Le PS, le socialisme et la gauche
Le PS n’est que ruines et deuil. Mais quid du socialisme, et quid de la gauche ? PS, socialisme et gauche ont parfois été presque synonymes, mais pas toujours. Il convient de les distinguer analytiquement, et de noter que leurs temporalités ne sont pas nécessairement les mêmes.

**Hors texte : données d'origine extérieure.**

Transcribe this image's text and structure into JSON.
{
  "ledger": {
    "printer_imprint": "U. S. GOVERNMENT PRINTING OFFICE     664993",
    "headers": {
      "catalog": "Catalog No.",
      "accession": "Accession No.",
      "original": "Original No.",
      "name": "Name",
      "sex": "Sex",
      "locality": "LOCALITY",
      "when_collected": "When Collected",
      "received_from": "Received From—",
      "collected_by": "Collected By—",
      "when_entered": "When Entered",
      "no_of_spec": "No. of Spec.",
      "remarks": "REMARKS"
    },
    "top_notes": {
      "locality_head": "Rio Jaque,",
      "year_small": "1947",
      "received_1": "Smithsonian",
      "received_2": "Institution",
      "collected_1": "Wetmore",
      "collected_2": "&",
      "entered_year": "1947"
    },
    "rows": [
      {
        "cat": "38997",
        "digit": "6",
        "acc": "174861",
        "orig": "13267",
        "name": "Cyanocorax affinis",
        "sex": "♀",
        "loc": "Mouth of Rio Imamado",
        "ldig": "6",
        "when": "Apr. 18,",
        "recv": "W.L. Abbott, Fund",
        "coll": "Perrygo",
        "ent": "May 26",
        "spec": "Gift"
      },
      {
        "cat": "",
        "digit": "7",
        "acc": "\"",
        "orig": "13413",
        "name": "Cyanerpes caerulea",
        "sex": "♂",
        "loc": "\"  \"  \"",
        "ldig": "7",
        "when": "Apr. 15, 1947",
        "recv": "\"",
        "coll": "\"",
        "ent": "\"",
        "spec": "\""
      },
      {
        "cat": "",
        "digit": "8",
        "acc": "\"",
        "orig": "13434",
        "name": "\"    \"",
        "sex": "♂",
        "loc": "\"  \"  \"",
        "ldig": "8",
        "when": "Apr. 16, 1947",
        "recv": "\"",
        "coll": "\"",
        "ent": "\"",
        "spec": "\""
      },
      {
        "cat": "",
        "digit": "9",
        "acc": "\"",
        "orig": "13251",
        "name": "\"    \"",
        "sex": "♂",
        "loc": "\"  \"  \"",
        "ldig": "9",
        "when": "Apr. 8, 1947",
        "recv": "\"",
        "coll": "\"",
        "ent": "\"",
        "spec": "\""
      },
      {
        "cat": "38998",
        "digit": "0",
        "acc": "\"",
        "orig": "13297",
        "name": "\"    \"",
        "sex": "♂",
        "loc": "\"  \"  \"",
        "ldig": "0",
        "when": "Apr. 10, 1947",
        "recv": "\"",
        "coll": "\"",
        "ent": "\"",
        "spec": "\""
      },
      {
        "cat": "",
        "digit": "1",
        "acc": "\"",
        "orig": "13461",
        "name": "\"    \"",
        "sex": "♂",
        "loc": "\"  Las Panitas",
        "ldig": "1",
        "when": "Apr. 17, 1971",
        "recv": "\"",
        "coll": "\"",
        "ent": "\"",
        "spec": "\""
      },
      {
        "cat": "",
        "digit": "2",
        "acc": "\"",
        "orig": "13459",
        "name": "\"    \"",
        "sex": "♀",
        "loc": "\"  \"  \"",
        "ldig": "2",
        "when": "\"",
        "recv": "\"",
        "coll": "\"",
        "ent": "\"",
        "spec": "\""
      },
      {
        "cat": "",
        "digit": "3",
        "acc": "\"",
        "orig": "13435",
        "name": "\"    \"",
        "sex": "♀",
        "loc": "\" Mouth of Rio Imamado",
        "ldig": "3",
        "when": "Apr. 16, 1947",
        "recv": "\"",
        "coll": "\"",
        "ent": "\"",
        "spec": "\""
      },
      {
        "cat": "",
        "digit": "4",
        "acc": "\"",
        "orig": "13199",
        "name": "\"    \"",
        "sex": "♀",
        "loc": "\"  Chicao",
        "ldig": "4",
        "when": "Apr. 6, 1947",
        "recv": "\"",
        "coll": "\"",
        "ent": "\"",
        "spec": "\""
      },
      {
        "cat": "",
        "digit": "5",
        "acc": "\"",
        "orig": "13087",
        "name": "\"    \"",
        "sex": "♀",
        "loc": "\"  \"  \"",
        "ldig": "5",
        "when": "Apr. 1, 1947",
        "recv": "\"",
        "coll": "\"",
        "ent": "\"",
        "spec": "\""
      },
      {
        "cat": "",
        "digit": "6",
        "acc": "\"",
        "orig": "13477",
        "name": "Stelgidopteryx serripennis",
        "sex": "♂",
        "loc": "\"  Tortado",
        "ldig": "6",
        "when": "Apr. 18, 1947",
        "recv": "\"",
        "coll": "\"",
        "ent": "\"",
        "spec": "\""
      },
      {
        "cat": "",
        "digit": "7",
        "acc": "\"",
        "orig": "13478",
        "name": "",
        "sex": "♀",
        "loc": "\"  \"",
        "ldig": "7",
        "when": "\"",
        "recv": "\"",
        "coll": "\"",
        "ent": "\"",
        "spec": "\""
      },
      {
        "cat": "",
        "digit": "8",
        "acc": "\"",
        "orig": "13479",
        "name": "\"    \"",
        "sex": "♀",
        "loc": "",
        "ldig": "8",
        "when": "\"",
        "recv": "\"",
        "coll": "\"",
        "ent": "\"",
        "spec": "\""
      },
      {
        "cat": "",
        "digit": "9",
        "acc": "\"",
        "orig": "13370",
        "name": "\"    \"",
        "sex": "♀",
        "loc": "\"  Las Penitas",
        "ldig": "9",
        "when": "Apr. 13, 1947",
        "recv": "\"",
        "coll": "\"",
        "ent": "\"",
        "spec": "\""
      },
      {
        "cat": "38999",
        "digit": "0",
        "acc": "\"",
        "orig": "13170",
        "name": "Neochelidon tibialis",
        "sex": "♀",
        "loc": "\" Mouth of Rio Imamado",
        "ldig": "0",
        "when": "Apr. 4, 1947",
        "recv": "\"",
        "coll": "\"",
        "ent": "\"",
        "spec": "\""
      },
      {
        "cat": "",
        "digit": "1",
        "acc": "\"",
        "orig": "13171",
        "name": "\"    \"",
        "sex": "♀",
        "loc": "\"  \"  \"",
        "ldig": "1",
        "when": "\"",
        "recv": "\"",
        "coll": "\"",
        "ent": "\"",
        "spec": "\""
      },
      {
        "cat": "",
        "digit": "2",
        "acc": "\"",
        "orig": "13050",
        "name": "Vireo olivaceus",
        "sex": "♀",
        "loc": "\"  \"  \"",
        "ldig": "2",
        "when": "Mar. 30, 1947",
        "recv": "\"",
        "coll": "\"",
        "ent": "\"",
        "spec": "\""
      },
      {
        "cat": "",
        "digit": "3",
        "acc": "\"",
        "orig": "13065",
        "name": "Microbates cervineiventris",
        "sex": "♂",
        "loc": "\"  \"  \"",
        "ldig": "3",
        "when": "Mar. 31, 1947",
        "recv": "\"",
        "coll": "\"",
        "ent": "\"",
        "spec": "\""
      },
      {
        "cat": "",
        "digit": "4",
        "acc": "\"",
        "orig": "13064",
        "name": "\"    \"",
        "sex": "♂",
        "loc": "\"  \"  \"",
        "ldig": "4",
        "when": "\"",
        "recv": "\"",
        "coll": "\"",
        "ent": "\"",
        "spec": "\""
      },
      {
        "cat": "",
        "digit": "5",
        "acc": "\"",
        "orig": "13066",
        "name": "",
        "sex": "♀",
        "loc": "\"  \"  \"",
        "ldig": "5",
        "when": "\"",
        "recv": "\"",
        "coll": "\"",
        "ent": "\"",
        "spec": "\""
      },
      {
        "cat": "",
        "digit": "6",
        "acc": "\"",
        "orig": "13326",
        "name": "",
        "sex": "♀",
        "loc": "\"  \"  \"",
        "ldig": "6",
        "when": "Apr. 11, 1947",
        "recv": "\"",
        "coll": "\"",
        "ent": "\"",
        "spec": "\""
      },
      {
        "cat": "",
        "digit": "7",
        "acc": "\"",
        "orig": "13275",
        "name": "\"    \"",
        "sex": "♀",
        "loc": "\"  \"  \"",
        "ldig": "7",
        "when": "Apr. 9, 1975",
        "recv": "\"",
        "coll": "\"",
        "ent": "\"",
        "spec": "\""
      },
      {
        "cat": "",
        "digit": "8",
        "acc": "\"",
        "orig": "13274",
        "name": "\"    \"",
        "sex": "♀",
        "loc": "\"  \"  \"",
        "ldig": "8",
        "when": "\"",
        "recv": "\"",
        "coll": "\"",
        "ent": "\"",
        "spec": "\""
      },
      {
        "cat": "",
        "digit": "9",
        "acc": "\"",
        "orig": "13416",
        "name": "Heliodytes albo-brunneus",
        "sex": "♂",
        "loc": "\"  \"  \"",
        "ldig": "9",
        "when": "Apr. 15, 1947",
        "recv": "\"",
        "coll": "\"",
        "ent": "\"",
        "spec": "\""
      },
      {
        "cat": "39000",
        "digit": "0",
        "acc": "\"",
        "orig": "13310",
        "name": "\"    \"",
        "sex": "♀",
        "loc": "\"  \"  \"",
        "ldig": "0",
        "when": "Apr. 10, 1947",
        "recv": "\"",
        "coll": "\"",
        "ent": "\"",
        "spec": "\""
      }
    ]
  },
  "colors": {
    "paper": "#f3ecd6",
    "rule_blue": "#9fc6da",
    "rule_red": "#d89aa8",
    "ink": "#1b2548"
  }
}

Le PS pourrait-il se recomposer de lui-même, à partir de ses ressources propres, en s’appuyant sur son personnel politique actuel ? Ou verrons-nous plutôt naître un, ou plusieurs nouveaux partis avec des militants qui en proviendront, ou bien encore une force neuve née de la mobilisation d’acteurs venus d’ailleurs ? La réponse devrait s’ébaucher relativement vite, la temporalité, ici, relève du court et du moyen terme. Elle pourrait comporter une dimension singulière : il n’est pas exclu que parmi les parlementaires ayant fait allégeance à Emmanuel Macron, certains tentent de structurer une aile sociale-libérale, rassemblant notamment des transfuges du PS.
Et le socialisme ? On entre ici dans le domaine des idées, des projets, des valeurs et des visions, et le recul historique s’impose pour apprécier le présent. Jusqu’en 1917, le socialisme, dans ses innombrables variantes, a constitué la principale orientation de la gauche. Puis le communisme l’a concurrencé, « réel » à partir de la Révolution russe avant d’entamer son déclin dans les années 60 ou 70, de l’accélérer dans les années 80 et 90 et de quasiment disparaître. Le socialisme est aussi, mais moins brusquement, sur la pente du déclin, et sa belle modalité – la social-démocratie – est depuis les années 80 ou 90 en fort recul dans les pays où elle a été reine.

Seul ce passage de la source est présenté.